FILE – Central Bank of Egypt FILE – Central Bank of Egypt

Egypt’s foreign reserves rose by $18B since float: CBE

Sun, Feb. 4, 2018
CAIRO – 4 February 2018: Egypt’s foreign reserves rose by some $18 billion in 14 months, or since the country floated its currency in November 2016, to record $37 billion in December 2017, compared to only $19 billion in October 2016, according to the Central Bank of Egypt (CBE).

Since the float, Egypt’s economic indicators have gradually started to improve and the country’s once-thriving black market has been eliminated, official sources said Saturday.

The float also prompted investors to consider investing in many sectors in the country as well as investing in the government debt, which stood at $19.5 billion since flotation.

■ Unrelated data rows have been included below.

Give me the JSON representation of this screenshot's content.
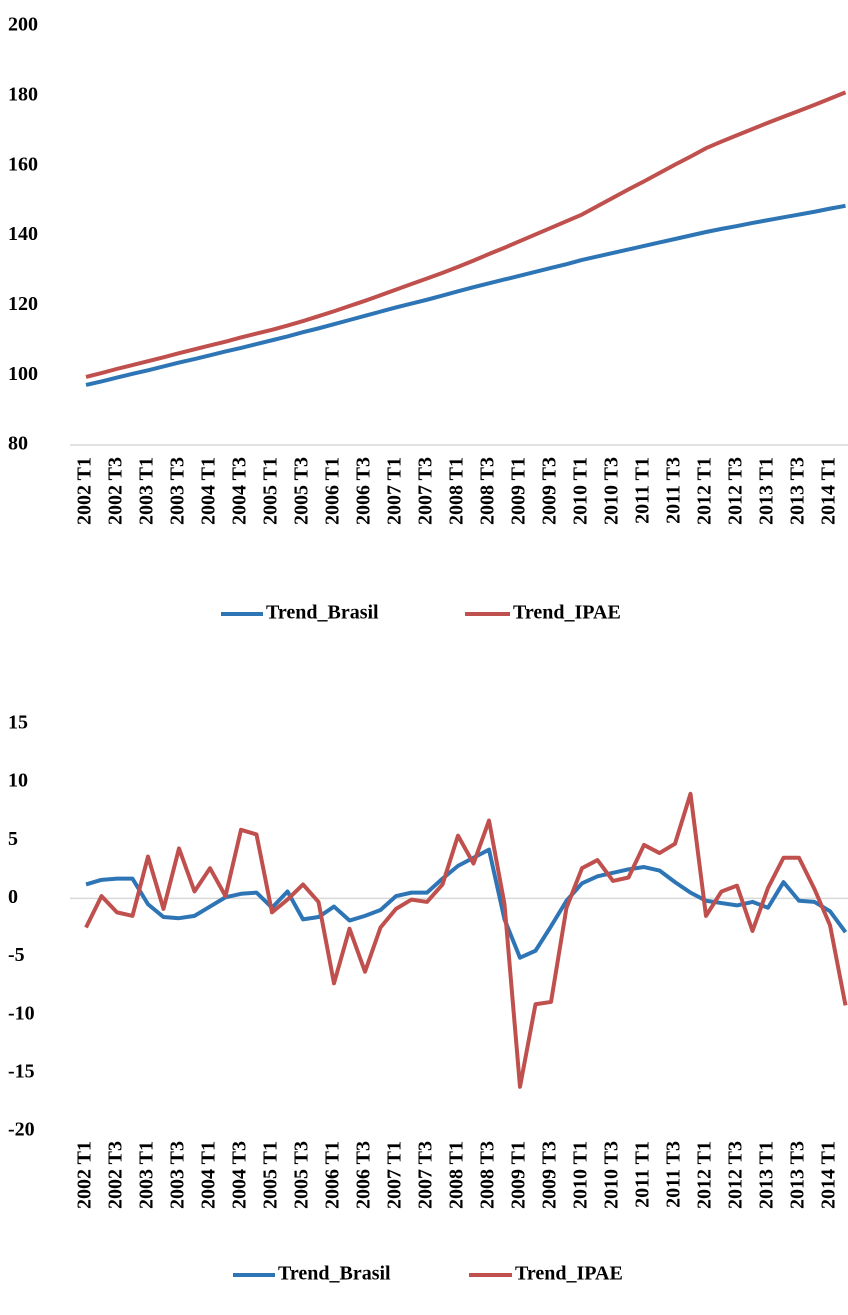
{
  "chart_data": [
    {
      "type": "line",
      "categories": [
        "2002 T1",
        null,
        "2002 T3",
        null,
        "2003 T1",
        null,
        "2003 T3",
        null,
        "2004 T1",
        null,
        "2004 T3",
        null,
        "2005 T1",
        null,
        "2005 T3",
        null,
        "2006 T1",
        null,
        "2006 T3",
        null,
        "2007 T1",
        null,
        "2007 T3",
        null,
        "2008 T1",
        null,
        "2008 T3",
        null,
        "2009 T1",
        null,
        "2009 T3",
        null,
        "2010 T1",
        null,
        "2010 T3",
        null,
        "2011 T1",
        null,
        "2011 T3",
        null,
        "2012 T1",
        null,
        "2012 T3",
        null,
        "2013 T1",
        null,
        "2013 T3",
        null,
        "2014 T1",
        null
      ],
      "series": [
        {
          "name": "Trend_Brasil",
          "color": "#2e75b6",
          "values": [
            97.2,
            98.2,
            99.3,
            100.4,
            101.4,
            102.5,
            103.6,
            104.6,
            105.7,
            106.8,
            107.8,
            108.9,
            110.0,
            111.1,
            112.3,
            113.4,
            114.6,
            115.8,
            117.0,
            118.2,
            119.4,
            120.5,
            121.6,
            122.8,
            124.0,
            125.2,
            126.3,
            127.4,
            128.5,
            129.6,
            130.7,
            131.8,
            133.0,
            134.0,
            135.0,
            136.0,
            137.0,
            138.0,
            139.0,
            140.0,
            141.0,
            141.9,
            142.7,
            143.6,
            144.4,
            145.2,
            146.0,
            146.8,
            147.7,
            148.5
          ]
        },
        {
          "name": "Trend_IPAE",
          "color": "#c0504d",
          "values": [
            99.5,
            100.6,
            101.8,
            102.9,
            104.0,
            105.1,
            106.3,
            107.4,
            108.5,
            109.6,
            110.8,
            111.9,
            113.0,
            114.2,
            115.5,
            116.9,
            118.3,
            119.8,
            121.3,
            122.9,
            124.5,
            126.1,
            127.7,
            129.3,
            131.0,
            132.8,
            134.7,
            136.5,
            138.4,
            140.3,
            142.2,
            144.1,
            146.0,
            148.4,
            150.8,
            153.2,
            155.5,
            157.9,
            160.3,
            162.6,
            165.0,
            166.9,
            168.7,
            170.5,
            172.3,
            174.0,
            175.7,
            177.4,
            179.2,
            181.0
          ]
        }
      ],
      "ylim": [
        80,
        200
      ],
      "yticks": [
        80,
        100,
        120,
        140,
        160,
        180,
        200
      ],
      "grid": false,
      "legend": "bottom"
    },
    {
      "type": "line",
      "categories": [
        "2002 T1",
        null,
        "2002 T3",
        null,
        "2003 T1",
        null,
        "2003 T3",
        null,
        "2004 T1",
        null,
        "2004 T3",
        null,
        "2005 T1",
        null,
        "2005 T3",
        null,
        "2006 T1",
        null,
        "2006 T3",
        null,
        "2007 T1",
        null,
        "2007 T3",
        null,
        "2008 T1",
        null,
        "2008 T3",
        null,
        "2009 T1",
        null,
        "2009 T3",
        null,
        "2010 T1",
        null,
        "2010 T3",
        null,
        "2011 T1",
        null,
        "2011 T3",
        null,
        "2012 T1",
        null,
        "2012 T3",
        null,
        "2013 T1",
        null,
        "2013 T3",
        null,
        "2014 T1",
        null
      ],
      "series": [
        {
          "name": "Trend_Brasil",
          "color": "#2e75b6",
          "values": [
            1.2,
            1.6,
            1.7,
            1.7,
            -0.5,
            -1.6,
            -1.7,
            -1.5,
            -0.7,
            0.1,
            0.4,
            0.5,
            -0.8,
            0.6,
            -1.8,
            -1.6,
            -0.7,
            -1.9,
            -1.5,
            -1.0,
            0.2,
            0.5,
            0.5,
            1.7,
            2.8,
            3.5,
            4.2,
            -1.8,
            -5.1,
            -4.5,
            -2.4,
            -0.2,
            1.3,
            1.9,
            2.2,
            2.5,
            2.7,
            2.4,
            1.4,
            0.5,
            -0.2,
            -0.4,
            -0.6,
            -0.3,
            -0.8,
            1.4,
            -0.2,
            -0.3,
            -1.1,
            -2.9
          ]
        },
        {
          "name": "Trend_IPAE",
          "color": "#c0504d",
          "values": [
            -2.5,
            0.2,
            -1.2,
            -1.5,
            3.6,
            -0.9,
            4.3,
            0.6,
            2.6,
            0.2,
            5.9,
            5.5,
            -1.2,
            -0.1,
            1.2,
            -0.3,
            -7.3,
            -2.6,
            -6.3,
            -2.5,
            -0.9,
            -0.1,
            -0.3,
            1.2,
            5.4,
            3.0,
            6.7,
            -0.5,
            -16.2,
            -9.1,
            -8.9,
            -0.8,
            2.6,
            3.3,
            1.5,
            1.8,
            4.6,
            3.9,
            4.7,
            9.0,
            -1.5,
            0.6,
            1.1,
            -2.8,
            0.9,
            3.5,
            3.5,
            0.8,
            -2.3,
            -9.2
          ]
        }
      ],
      "ylim": [
        -20,
        15
      ],
      "yticks": [
        -20,
        -15,
        -10,
        -5,
        0,
        5,
        10,
        15
      ],
      "grid": false,
      "legend": "bottom"
    }
  ]
}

The float has further helped local banks to increase their foreign currency balances, ending the repatriation of profits crisis that crippled business.

Egypt has embarked on a bold economic reform program in 2014 that included cutting energy subsidies and introducing new taxes, with the aim of trimming the budget deficit.

The country’s foreign reserves have been increasing since it clinched a $12 billion three-year loan from the International Monetary Fund (IMF) in November 2016, restoring confidence in the Egyptian market.

Reserves were only $19.041 billion at the end of October 2016, just before Egypt floated its local currency in November, which was a milestone in the IMF-backed economic reform program.